Spicken mit dem Smartphone: Ministerium untersagt Handy-Melder an Schulen

CorbisJa, Schüler benutzen Handys. Manchmal auch zum Schummeln. Trotzdem dürfen Schulen in Schleswig-Holstein keine Detektoren verwenden, um aktive Smartphones bei Klassenarbeiten aufzuspüren. Das zuständige Ministerium sieht für den Einsatz der Überwachungsgeräte keine Rechtsgrundlage.

http://www.spiegel.de/schulspiegel/h...-a-881392.html
  1. #30

    Zitat von peter rose Beitrag anzeigen
    Wie sollen sich sonst Lehrer gegen Schummler wehren ?
    So wie sie es immer gemacht haben. Ob jemand auf einen Spickzettel glotzt oder auf sein Smartphone, das ist doch kein Unterschied.
  2. #31

    change it, leave it or love it

    beim Abi können die Schüler könnten über einen Ohrstecker unter den Haaren mit mir kommunizieren
    - ich verdiene zu meinem kleinen Lehrergehalt was dazu
    - das Land hat seine Abiquote
    - und die Industrie kriegt die Schulabgänger die sie verdient (ganz schwache kommen sicher noch in der Politik unter)

    Nur die Professoren tun mir leid. Aber die werden auch eine Lösung finden: Diplom nach 10 Stunden Awesenheit in Facebook oder so.
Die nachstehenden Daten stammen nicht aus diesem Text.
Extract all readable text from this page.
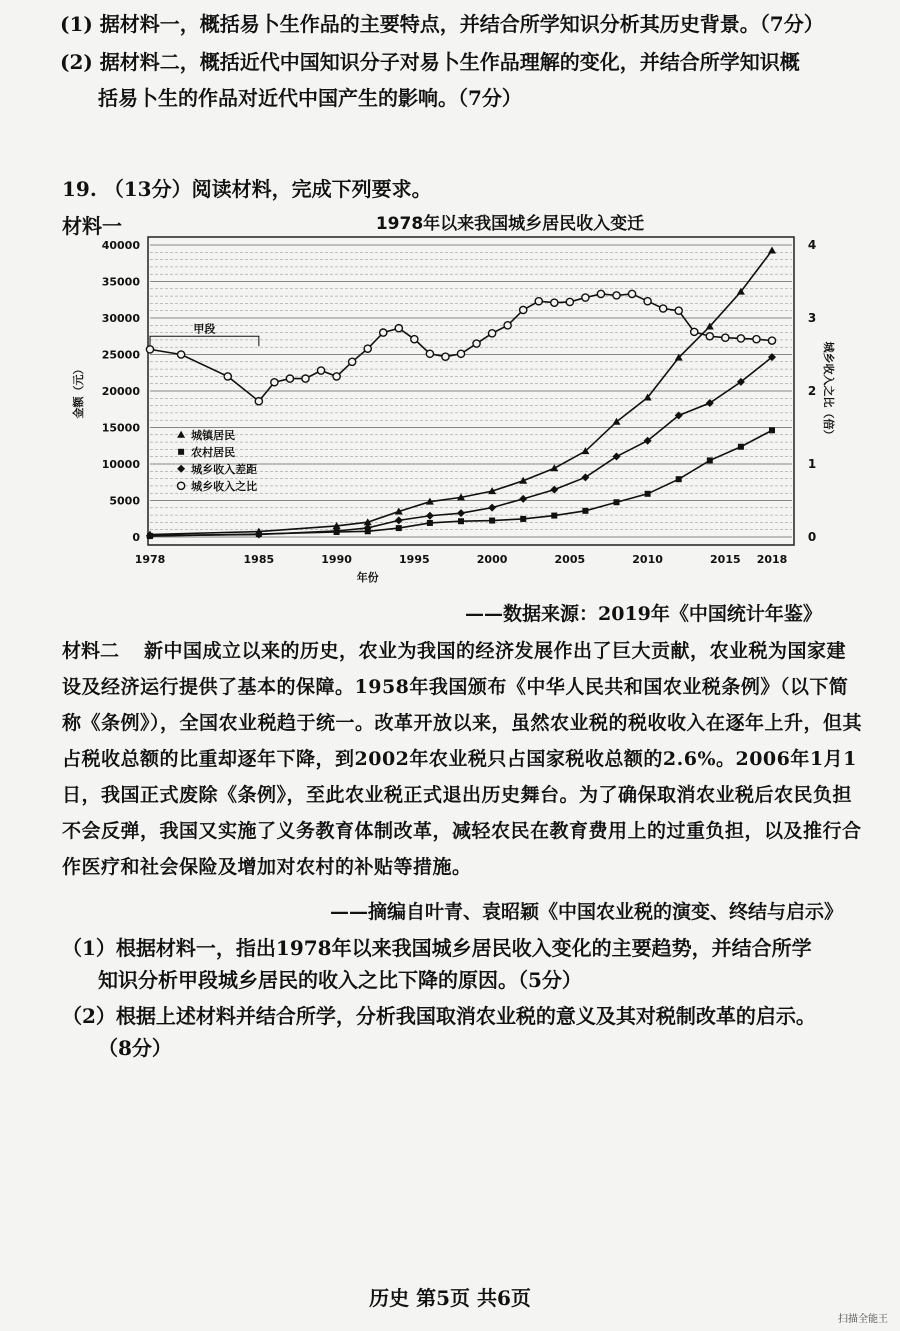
(1) 据材料一，概括易卜生作品的主要特点，并结合所学知识分析其历史背景。（7分）
(2) 据材料二，概括近代中国知识分子对易卜生作品理解的变化，并结合所学知识概
括易卜生的作品对近代中国产生的影响。（7分）
19. （13分）阅读材料，完成下列要求。
材料一	1978年以来我国城乡居民收入变迁
0
5000
10000
15000
20000
25000
30000
35000
40000
0
1
2
3
4
1978	1985	1990	1995	2000	2005	2010	2015 2018
年份
金额（元）	城乡收入之比（倍）
甲段
城镇居民
农村居民
城乡收入差距
城乡收入之比
——数据来源：2019年《中国统计年鉴》
材料二	新中国成立以来的历史，农业为我国的经济发展作出了巨大贡献，农业税为国家建设及经济运行提供了基本的保障。1958年我国颁布《中华人民共和国农业税条例》（以下简称《条例》），全国农业税趋于统一。改革开放以来，虽然农业税的税收收入在逐年上升，但其占税收总额的比重却逐年下降，到2002年农业税只占国家税收总额的2.6%。2006年1月1日，我国正式废除《条例》，至此农业税正式退出历史舞台。为了确保取消农业税后农民负担不会反弹，我国又实施了义务教育体制改革，减轻农民在教育费用上的过重负担，以及推行合作医疗和社会保险及增加对农村的补贴等措施。
——摘编自叶青、袁昭颖《中国农业税的演变、终结与启示》
（1）根据材料一，指出1978年以来我国城乡居民收入变化的主要趋势，并结合所学
知识分析甲段城乡居民的收入之比下降的原因。（5分）
（2）根据上述材料并结合所学，分析我国取消农业税的意义及其对税制改革的启示。
（8分）
历史 第5页 共6页
扫描全能王
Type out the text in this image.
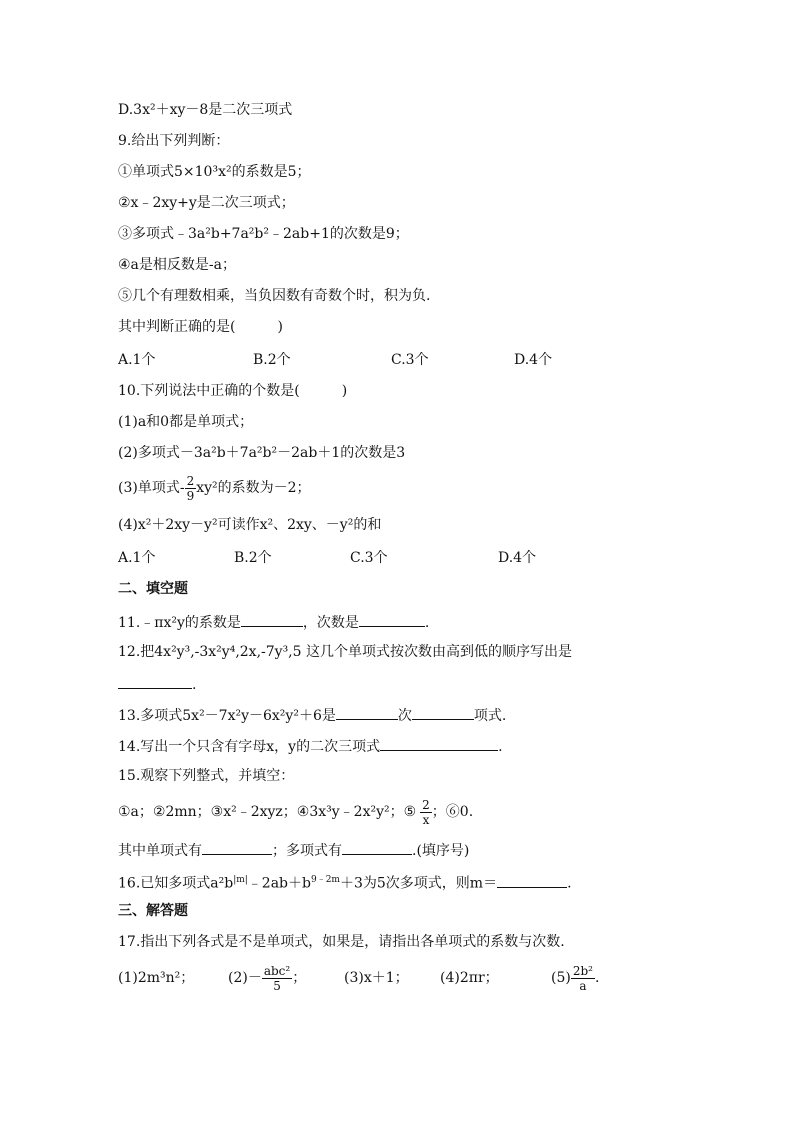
D.3x²＋xy－8是二次三项式
9.给出下列判断：
①单项式5×10³x²的系数是5；
②x﹣2xy+y是二次三项式；
③多项式﹣3a²b+7a²b²﹣2ab+1的次数是9；
④a是相反数是-a；
⑤几个有理数相乘，当负因数有奇数个时，积为负.
其中判断正确的是(　　　)
A.1个	B.2个	C.3个	D.4个
10.下列说法中正确的个数是(　　　)
(1)a和0都是单项式；
(2)多项式－3a²b＋7a²b²－2ab＋1的次数是3
(3)单项式- $\frac{2}{9} xy^2$的系数为－2；
(4)x²＋2xy－y²可读作x²、2xy、－y²的和
A.1个	B.2个	C.3个	D.4个
二、填空题
11.﹣πx²y的系数是	，次数是	.
12.把4x²y³,-3x²y⁴,2x,-7y³,5 这几个单项式按次数由高到低的顺序写出是
.
13.多项式5x²－7x²y－6x²y²＋6是	次	项式.
14.写出一个只含有字母x，y的二次三项式	.
15.观察下列整式，并填空：
①a；②2mn；③x²﹣2xyz；④3x³y﹣2x²y²；⑤ $\frac{2}{x}$ ；⑥0.
其中单项式有	；多项式有	.(填序号)
16.已知多项式$a^2b^{|m|}﹣2ab+b^{9﹣2m}+3$为5次多项式，则m＝	.
三、解答题
17.指出下列各式是不是单项式，如果是，请指出各单项式的系数与次数.
(1)2m³n²； $(2)- \frac{\text{abc²}}{5}$ ；	(3)x＋1； (4)2πr；	$(5) \frac{\text{2b²}}{a}$ .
    Ganz im Ernst was will man auch sonst machen - wirklich gute Schüler haben längst eine Lehrstelle.
  3. #32

    spicken per handy?

    auf dem tisch die formelsammlung, taschenrechner parat - wo ist dann das problem? per handy bekommt kein unkundiger einen lösungsansatz usw. das lehrbuch einscannen ist ja wohl 1 witz - 150 seiten einscannen? - vergessen wird immer, dass pätestens ab 18 das StGB eine rolle spielt - wie auch an der Uni: Anzeige wg. Betrugs usw. - nur unerleuchtete gehen das risiko ein, beim spicken per handy erwischt zu werden, u.U. ist das Abi futsch. die meisten schülerInnen wollen ja auch ihr handy dabeihaben wie eben kleinkinder nicht ohne teddy irgendwohin gehen - der handy-wahn ist der allgemein fortschreitenden kollektiv-regression geschuldet. - handy-abgabe vor der klausur ist voll daneben, weil ein zweites und drittes handy irgendwie/-wo part liegt, so wie eben früher spickmaterial in toilettenräumen und garderobenschränken versteckt wurde. - die mitteilung aus Kiel ist dem anbiedern geschuldet - an die eltern-wähler, an die jungwähler. der betrug liegt u.a. darin, dass den jung-bürgerInnen vorgegaukelt wird, das gehe immer so weiter. davon ab: Jede/-r kann 3 lieder davon singen, wie z.b. an der uni geschummelt wurde/wird. da ist es vielleicht besser, das abitur ab der 10. klasse mit steigenden noten-faktoren (x1, x2, x3, x4) im "sammelverfahren" abzulegen statt 13 jahre schulbesuch auf 3 x 5 Zeitstunden und 2x 20 Minuten mündlicher prüfung zusammenschnurren zu lassen. wer ab der 10. klasse an seinem abitur "basteln" kann, wird auch ganz anders motiviert sein als jemand, der sich 6 wochen vor den abi-prüfungen mal eben die 8 aktenordner der besten schüler/-innen kopiert und dann anfängt, zu "bimsen" oder ins handy zu scannen.
    der handy-wahn wird auch wieder vorbeigehen.
    wie verhindert eigentlich die Industrie-und-Handels-Kammer, dass bei Gesellen- und Meisterprüfungen geschummelt wird??